Com uma história marcada pela escravidão, os negros  ainda são vitimas de um falso 13 de maio. A abolição de fato não ocorreu. O gênero é sim um complicador, mas quando somado á questão da raça, se torna uma maior dificuldade. A mulher negra é a mais desvalorizada da América.

Atualmente, com os padrões de belezas intitulados pela mídia, as mulheres negras são agredidas diretamente. O nariz largo, a boca carnuda, o cabelo enrolado ou crespo, não são pretextos para beleza atual. O que valorizam na mulher negra são suas curvas. Objetivando-a. Ocupando cargos baixíssimos e sendo as maiores vítimas de morte e violências doméstica (fatos ligados ao índice de pobreza), a mulher negra sofre com esse sistema que prende a sua fala e abaixa a sua autoestima!
 
Por isso se faz necessário a grande onda que é o Feminismo. É o feminismo que diz que as meninas e mulheres negras não precisam alisar seus cabelos para se sentirem bonitas, ele as empoderam a se sentirem bem sendo quem elas são, quebrando padrões e estereótipos. É o feminismo que acredita na igualdade social, política e econômica entre os sexos.  É o feminismo negro que canta “menina pretinha, exótica não é linda, você não é bonitinha, você é uma RAINHA!”

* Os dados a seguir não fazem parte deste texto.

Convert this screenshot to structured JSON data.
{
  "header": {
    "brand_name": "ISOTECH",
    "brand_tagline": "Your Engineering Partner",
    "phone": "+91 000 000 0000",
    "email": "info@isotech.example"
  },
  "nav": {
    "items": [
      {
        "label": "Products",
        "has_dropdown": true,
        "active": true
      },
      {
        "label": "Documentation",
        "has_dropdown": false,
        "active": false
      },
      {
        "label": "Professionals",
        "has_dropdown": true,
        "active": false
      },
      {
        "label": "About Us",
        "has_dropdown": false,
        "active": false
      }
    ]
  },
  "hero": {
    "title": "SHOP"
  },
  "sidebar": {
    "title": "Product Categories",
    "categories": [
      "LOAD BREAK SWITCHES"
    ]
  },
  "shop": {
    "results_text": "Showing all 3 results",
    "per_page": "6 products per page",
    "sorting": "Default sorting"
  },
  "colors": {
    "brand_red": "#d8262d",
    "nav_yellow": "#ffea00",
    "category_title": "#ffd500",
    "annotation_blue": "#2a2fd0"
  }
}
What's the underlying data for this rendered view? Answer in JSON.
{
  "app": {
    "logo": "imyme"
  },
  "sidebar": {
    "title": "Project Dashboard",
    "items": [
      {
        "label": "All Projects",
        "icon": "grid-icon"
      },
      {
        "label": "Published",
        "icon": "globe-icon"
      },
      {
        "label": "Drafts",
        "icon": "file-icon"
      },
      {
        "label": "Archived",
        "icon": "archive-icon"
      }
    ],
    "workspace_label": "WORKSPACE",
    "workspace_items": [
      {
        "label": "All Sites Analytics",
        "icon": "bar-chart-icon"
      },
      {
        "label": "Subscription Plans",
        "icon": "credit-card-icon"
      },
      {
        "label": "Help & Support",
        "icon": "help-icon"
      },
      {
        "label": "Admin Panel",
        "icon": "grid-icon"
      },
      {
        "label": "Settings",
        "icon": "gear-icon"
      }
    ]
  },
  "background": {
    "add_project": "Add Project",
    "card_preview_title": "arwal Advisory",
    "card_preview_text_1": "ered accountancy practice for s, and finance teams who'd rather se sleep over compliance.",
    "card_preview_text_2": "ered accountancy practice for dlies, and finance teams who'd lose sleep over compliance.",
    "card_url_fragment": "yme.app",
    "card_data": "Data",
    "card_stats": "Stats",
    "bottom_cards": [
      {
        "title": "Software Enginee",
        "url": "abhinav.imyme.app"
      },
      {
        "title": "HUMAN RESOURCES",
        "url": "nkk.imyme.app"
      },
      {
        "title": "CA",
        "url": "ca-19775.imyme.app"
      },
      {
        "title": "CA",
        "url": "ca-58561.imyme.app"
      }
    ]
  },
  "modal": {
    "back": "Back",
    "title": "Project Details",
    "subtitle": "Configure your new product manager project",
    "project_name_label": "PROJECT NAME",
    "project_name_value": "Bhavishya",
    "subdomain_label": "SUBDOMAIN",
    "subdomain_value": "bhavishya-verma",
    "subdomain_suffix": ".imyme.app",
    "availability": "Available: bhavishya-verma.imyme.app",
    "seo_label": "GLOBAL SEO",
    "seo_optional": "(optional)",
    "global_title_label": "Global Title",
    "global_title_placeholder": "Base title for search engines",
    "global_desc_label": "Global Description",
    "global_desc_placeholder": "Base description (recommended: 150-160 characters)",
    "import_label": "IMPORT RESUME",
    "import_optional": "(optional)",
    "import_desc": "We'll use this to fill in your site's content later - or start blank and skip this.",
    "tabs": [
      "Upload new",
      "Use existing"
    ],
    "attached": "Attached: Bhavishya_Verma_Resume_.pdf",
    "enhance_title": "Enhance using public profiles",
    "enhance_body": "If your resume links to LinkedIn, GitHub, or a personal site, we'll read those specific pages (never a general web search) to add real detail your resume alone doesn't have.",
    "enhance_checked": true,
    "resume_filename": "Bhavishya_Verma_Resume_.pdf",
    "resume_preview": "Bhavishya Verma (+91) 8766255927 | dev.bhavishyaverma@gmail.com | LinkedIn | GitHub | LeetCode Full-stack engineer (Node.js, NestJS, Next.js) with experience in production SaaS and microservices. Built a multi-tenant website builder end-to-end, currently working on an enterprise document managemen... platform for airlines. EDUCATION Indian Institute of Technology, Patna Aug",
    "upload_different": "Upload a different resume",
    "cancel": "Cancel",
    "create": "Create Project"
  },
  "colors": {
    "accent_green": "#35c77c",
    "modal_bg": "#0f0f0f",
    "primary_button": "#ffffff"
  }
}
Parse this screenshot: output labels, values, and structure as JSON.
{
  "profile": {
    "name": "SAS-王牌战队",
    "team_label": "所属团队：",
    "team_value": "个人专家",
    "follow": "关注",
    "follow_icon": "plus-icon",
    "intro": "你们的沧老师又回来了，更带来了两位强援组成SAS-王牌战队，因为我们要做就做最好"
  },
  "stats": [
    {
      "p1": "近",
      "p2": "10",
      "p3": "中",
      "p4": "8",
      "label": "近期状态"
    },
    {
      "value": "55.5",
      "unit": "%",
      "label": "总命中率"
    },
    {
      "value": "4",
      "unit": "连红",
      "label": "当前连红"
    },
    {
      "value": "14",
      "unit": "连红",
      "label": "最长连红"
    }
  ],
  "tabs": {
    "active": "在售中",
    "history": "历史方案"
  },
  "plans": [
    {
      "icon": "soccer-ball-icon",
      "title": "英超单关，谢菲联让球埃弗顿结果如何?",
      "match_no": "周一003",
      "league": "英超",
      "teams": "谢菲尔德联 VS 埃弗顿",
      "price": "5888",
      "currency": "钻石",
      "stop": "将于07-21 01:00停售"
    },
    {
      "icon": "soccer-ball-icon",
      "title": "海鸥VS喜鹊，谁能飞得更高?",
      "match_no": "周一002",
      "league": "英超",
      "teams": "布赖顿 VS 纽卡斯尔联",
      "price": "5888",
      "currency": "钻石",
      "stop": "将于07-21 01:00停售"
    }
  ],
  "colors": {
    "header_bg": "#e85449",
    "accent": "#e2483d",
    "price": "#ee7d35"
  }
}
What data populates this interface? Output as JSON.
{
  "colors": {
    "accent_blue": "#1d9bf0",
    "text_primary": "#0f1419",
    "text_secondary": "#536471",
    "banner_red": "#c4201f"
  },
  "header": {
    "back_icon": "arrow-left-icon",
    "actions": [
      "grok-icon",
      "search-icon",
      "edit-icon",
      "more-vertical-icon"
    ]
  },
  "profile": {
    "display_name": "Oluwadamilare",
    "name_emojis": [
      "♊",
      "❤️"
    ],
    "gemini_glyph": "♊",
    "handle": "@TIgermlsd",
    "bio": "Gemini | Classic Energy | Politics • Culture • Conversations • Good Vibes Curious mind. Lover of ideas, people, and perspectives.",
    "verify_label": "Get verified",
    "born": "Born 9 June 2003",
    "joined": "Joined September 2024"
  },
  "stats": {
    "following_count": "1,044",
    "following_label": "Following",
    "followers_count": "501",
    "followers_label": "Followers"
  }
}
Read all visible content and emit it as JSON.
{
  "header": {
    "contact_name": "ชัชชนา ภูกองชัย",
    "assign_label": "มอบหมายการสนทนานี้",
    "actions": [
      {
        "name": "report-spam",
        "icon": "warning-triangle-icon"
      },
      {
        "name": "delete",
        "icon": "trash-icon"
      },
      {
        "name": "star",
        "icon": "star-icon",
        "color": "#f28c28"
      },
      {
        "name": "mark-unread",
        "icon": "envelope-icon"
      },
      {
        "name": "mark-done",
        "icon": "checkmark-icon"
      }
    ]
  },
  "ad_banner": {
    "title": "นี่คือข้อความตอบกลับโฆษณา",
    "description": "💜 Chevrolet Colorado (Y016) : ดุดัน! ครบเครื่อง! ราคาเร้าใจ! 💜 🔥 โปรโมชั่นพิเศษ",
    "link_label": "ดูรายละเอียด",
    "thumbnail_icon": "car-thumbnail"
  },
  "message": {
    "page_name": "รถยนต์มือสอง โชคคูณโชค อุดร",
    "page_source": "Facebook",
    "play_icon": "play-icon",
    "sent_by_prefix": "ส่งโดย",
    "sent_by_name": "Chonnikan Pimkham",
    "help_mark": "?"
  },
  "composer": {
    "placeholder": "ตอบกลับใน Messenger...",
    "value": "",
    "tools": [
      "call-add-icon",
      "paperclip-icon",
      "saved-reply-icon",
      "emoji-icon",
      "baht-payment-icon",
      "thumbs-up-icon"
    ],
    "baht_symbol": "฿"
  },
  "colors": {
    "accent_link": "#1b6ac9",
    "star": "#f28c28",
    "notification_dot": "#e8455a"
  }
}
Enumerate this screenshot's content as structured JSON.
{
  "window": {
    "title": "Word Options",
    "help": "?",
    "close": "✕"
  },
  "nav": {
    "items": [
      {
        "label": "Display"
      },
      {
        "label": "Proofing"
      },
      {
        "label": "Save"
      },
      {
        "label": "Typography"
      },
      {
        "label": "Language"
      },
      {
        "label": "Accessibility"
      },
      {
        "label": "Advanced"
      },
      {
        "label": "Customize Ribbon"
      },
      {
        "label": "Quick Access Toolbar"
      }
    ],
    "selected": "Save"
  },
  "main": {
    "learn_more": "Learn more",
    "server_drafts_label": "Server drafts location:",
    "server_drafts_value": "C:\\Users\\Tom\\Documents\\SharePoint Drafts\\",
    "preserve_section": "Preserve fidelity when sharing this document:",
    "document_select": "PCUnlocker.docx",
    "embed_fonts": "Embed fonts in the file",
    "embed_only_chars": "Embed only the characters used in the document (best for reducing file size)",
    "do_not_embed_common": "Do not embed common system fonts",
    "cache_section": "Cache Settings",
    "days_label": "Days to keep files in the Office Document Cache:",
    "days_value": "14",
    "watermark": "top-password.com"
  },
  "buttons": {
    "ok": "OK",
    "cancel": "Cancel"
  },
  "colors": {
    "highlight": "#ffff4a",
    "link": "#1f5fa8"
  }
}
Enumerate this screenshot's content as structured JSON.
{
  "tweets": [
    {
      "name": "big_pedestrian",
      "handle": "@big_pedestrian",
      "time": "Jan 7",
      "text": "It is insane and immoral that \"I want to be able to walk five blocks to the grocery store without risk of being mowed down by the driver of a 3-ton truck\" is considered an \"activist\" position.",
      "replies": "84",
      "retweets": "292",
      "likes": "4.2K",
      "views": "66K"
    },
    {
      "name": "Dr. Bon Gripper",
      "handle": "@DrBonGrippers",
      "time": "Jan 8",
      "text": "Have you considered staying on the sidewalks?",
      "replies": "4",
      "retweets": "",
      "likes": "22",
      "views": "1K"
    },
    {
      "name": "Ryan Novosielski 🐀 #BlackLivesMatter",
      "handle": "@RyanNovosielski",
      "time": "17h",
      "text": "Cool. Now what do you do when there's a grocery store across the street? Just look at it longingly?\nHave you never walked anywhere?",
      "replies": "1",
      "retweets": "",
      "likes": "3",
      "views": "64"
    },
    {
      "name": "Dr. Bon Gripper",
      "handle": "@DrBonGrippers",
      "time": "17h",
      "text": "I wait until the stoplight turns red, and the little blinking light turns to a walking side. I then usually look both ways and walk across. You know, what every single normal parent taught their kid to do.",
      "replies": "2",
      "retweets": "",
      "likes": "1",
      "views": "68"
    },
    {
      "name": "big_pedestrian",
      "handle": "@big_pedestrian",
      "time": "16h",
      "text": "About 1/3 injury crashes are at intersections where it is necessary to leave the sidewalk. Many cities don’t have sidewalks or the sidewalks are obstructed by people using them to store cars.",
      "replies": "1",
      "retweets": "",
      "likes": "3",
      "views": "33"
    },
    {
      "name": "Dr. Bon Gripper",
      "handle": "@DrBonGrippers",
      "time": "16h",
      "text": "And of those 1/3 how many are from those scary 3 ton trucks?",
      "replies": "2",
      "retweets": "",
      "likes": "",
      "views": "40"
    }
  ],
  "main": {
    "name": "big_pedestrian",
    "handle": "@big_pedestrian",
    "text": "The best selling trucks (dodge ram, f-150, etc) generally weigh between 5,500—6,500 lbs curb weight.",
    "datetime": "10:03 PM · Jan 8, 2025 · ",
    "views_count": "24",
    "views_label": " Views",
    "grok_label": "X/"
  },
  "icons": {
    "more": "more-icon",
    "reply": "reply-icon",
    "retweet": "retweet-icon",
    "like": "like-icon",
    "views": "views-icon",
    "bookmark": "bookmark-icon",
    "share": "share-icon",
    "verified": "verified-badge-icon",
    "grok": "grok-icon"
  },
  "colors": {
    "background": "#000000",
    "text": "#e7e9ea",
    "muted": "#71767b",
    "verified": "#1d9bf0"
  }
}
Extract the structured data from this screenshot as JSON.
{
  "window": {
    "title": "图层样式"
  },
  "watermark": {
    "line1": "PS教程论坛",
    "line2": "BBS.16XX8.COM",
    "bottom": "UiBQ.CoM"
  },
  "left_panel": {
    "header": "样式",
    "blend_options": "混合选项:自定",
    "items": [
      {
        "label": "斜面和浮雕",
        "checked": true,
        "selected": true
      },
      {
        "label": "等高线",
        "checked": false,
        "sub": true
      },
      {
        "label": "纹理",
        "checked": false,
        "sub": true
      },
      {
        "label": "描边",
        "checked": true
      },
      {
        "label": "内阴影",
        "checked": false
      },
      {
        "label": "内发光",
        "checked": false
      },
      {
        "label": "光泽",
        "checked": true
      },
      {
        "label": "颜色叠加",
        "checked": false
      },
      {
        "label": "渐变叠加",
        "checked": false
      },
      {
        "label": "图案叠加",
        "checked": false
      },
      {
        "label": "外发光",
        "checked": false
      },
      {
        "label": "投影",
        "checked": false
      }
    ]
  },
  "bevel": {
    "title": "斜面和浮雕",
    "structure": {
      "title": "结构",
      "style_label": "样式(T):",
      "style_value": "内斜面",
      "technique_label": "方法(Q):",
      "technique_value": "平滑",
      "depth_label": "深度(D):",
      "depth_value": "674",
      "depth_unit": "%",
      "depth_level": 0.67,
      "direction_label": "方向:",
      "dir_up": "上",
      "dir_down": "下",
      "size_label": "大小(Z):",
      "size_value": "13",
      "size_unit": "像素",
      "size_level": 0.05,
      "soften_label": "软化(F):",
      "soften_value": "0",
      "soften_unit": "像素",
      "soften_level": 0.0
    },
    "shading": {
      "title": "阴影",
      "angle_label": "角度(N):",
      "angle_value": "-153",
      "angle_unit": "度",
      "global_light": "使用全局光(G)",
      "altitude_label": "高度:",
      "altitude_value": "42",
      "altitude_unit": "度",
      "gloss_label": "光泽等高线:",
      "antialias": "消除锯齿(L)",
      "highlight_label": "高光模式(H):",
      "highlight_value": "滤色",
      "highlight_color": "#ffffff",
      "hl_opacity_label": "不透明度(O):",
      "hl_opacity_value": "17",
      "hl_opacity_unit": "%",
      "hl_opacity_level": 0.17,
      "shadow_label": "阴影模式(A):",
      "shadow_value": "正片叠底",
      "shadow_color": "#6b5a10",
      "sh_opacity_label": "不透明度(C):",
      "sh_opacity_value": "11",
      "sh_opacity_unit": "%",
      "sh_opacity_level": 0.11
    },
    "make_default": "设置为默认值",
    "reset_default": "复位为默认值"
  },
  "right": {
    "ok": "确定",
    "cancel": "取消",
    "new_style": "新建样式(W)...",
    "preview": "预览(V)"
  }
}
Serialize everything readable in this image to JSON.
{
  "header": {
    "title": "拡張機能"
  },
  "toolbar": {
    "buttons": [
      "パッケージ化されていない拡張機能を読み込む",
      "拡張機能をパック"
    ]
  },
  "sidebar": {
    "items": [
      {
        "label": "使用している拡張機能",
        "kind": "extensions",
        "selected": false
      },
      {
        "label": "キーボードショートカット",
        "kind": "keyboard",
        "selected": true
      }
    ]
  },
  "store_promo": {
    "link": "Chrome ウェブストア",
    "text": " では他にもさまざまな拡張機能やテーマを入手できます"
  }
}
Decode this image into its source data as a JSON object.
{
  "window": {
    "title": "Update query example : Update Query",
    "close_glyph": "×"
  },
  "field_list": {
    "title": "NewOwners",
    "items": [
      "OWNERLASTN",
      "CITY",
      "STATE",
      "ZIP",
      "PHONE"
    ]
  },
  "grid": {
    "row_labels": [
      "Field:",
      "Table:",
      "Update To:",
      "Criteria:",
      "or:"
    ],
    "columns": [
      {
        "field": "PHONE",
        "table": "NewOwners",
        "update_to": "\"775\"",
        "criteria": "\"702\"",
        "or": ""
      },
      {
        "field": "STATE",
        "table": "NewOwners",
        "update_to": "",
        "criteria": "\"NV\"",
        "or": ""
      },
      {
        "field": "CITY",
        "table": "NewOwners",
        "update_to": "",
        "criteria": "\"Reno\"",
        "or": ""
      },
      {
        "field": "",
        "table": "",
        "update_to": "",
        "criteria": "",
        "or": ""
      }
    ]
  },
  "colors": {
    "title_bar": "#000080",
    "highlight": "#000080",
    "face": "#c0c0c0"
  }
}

Meu nome é Larissa Liz, tenho 19 anos, sou de Limeira, mas vivo em Araraquara cursando Letras na UNESP. Conheci um pouco sobre o feminismo no meu cursinho nas aulas de redação com a professora Marcella. Reconheci também a minha identidade e a aceitei. Sonho em viajar pelo mundo e conhecer o máximo de culturas possíveis.